Hastane yönetimlerinde yeni anlayış

Yaşar Genç

Türkiye de özel hastanecilikte yönetim anlayışı son yıllarda ciddi bir değişim gösterdi. Alışılagelmiş tek adamlık yani patron yönetim modelinden büyük çoğunlukla çıkıldı. Aile şirketlerinden kurumsal işletmelere dönüş hızlandı. Devletin sağlık politikaları, yabancı sermayenin girişi ve rekabetin artışı ile bu gelişmeler paralel oluştu.

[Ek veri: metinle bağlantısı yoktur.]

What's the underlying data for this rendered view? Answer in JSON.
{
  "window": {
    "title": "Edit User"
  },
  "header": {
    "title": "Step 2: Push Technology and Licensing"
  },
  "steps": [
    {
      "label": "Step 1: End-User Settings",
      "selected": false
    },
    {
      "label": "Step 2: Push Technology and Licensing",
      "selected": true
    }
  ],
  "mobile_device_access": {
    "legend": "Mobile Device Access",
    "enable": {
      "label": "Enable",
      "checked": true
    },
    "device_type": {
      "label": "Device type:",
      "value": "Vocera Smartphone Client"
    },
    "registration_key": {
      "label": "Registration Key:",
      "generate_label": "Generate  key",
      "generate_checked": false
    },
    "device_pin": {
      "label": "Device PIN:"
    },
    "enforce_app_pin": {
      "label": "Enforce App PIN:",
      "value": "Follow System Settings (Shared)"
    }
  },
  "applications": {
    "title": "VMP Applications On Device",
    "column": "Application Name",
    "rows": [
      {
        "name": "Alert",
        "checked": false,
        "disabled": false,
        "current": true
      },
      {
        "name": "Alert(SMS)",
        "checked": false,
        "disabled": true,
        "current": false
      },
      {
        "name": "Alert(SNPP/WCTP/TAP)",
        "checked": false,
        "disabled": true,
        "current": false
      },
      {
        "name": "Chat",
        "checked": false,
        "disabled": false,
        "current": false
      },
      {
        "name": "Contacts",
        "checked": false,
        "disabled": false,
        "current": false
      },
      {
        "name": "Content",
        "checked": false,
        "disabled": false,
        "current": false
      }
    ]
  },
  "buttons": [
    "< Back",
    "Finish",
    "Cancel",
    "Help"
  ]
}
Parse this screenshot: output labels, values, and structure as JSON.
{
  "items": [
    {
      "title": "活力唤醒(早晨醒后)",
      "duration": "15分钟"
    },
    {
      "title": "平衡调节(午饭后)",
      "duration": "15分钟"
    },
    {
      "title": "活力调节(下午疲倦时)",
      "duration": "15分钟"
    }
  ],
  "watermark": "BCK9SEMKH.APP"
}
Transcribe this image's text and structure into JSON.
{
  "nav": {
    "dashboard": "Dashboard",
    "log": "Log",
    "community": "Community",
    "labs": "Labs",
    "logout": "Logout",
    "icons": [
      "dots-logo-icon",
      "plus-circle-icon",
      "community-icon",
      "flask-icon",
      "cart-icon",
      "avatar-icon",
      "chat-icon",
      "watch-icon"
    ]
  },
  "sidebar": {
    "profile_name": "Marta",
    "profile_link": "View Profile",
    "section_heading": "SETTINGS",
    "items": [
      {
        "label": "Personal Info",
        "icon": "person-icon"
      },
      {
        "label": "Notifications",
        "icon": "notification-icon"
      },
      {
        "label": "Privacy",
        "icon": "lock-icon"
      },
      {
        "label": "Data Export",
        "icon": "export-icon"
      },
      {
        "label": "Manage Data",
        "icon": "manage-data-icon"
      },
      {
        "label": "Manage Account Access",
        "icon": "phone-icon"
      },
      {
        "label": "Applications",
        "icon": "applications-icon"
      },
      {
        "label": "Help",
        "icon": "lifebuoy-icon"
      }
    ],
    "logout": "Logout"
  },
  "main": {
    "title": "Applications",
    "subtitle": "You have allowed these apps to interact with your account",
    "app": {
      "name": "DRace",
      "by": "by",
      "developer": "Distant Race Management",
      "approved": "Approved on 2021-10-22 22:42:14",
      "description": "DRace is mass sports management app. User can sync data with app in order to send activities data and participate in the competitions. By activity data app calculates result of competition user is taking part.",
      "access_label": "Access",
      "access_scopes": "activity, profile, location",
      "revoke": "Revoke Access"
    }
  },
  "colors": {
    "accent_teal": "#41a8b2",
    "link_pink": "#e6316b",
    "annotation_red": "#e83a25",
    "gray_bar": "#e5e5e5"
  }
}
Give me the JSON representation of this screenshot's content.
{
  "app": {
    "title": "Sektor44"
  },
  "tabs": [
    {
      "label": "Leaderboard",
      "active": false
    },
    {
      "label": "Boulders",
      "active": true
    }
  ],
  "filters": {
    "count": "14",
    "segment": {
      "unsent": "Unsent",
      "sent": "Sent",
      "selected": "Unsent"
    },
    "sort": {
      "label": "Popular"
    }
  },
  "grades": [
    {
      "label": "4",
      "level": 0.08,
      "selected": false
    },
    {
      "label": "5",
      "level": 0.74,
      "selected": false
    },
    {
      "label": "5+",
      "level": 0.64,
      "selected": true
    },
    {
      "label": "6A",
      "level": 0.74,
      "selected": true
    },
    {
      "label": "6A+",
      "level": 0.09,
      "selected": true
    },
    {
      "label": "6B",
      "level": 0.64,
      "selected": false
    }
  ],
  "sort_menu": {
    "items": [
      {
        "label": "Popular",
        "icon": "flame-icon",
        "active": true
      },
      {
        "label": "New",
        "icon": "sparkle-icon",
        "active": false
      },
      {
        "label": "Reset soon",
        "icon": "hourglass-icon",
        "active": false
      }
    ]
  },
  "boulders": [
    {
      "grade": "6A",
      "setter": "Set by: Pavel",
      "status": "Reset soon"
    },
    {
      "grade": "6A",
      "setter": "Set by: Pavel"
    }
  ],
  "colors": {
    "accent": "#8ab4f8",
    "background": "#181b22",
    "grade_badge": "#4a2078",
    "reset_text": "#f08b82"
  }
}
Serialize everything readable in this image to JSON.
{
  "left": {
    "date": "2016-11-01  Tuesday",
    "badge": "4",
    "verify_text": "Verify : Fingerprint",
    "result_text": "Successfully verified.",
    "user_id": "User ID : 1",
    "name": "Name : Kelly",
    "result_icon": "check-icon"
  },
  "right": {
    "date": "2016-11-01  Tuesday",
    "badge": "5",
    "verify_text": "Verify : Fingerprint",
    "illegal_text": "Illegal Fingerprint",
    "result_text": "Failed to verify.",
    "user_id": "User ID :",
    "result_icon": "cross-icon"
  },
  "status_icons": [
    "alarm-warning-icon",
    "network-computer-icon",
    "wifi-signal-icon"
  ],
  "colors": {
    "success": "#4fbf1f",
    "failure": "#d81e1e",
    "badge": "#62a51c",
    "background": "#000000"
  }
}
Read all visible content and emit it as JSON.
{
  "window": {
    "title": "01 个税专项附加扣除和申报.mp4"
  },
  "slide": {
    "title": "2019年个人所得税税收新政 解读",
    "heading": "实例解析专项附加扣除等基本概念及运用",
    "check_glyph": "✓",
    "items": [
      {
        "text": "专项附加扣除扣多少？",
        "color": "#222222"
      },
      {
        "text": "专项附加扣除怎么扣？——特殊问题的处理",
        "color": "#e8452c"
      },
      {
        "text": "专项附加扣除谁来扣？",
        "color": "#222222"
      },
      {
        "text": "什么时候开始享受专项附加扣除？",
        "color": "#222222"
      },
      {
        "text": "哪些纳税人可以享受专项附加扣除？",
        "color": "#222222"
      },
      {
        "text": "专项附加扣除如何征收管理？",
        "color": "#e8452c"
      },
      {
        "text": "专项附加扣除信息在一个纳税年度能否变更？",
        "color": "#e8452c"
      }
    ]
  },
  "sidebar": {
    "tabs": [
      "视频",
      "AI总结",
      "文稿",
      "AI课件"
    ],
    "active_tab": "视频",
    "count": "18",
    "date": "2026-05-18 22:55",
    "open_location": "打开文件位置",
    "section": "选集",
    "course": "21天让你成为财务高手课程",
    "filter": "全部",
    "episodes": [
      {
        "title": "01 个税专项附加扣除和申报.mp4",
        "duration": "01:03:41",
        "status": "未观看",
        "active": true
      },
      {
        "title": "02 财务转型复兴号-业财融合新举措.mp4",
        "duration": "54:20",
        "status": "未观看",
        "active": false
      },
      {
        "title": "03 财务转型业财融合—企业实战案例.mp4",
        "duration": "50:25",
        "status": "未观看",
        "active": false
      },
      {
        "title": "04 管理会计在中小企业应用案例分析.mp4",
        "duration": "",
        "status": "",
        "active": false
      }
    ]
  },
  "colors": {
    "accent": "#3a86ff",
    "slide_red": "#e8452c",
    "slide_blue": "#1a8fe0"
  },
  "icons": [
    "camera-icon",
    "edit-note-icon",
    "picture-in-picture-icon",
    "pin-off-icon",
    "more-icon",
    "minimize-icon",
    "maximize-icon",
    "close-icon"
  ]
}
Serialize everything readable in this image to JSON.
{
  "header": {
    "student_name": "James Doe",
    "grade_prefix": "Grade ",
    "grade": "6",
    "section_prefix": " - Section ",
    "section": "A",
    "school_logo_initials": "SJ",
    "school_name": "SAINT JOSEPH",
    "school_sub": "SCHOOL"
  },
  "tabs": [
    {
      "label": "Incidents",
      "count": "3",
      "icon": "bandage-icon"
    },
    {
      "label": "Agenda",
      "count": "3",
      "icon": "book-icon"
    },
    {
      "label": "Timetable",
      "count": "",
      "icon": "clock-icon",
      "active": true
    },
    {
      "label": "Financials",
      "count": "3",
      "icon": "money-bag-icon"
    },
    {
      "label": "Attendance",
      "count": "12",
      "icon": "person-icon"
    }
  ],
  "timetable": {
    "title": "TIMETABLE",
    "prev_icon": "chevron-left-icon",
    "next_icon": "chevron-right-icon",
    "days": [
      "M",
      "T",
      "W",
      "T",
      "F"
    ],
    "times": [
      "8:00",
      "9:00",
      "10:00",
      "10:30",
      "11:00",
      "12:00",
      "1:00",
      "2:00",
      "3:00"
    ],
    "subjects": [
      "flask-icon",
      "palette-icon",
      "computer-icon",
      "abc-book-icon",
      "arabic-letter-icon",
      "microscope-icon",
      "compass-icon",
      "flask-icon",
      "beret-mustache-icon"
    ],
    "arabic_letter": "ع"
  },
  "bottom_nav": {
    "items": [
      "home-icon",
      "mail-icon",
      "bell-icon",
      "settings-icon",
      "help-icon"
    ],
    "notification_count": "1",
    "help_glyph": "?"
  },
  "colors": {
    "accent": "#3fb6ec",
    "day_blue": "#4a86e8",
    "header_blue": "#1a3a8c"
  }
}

Kamuda dahi bu anlayış yavaş yavaş hâkim olmaya başlamışken özelin bunun gerisinde kalmaması gerekmektedir. Kamu hastanelerinin ortak noktadan birleştirilerek yönetilmesi, kamu özel ortaklığı olan PPP projeleri buna örnek teşkil etmektedir.
Hastane yönetimi artık işletme yönetimi metodolojisi ile yönetilme zorunluluğu olan bir sektör haline geldi. İşletme yönetimlerinde de temel mantık hazırlanan gelir, gider hedefleri ve planları dâhilin de bütçelerle yapılmasıdır.

Planlanan bütçelerin tutturulması bilinmezlerin ve sürprizlerin az olması ile doğru orantılıdır. Belirsizlik ve bilinmezlik durumu bir yönetici için en istenmeyen durumdur. Bu durumu aşmanın yolu da tüm ilişkilerinizin belirli kurallar çerçevesinde kontratlara bağlanmasıdır. Kurumun ilişkide olduğu tüm taraflarla sorunsuz bir süreçte işlerini yürütmesi, verimliliğini, karlılığını ve planlanan bütçe hedeflerine ulaşılmasında kontratlar ciddi katkı sağlar.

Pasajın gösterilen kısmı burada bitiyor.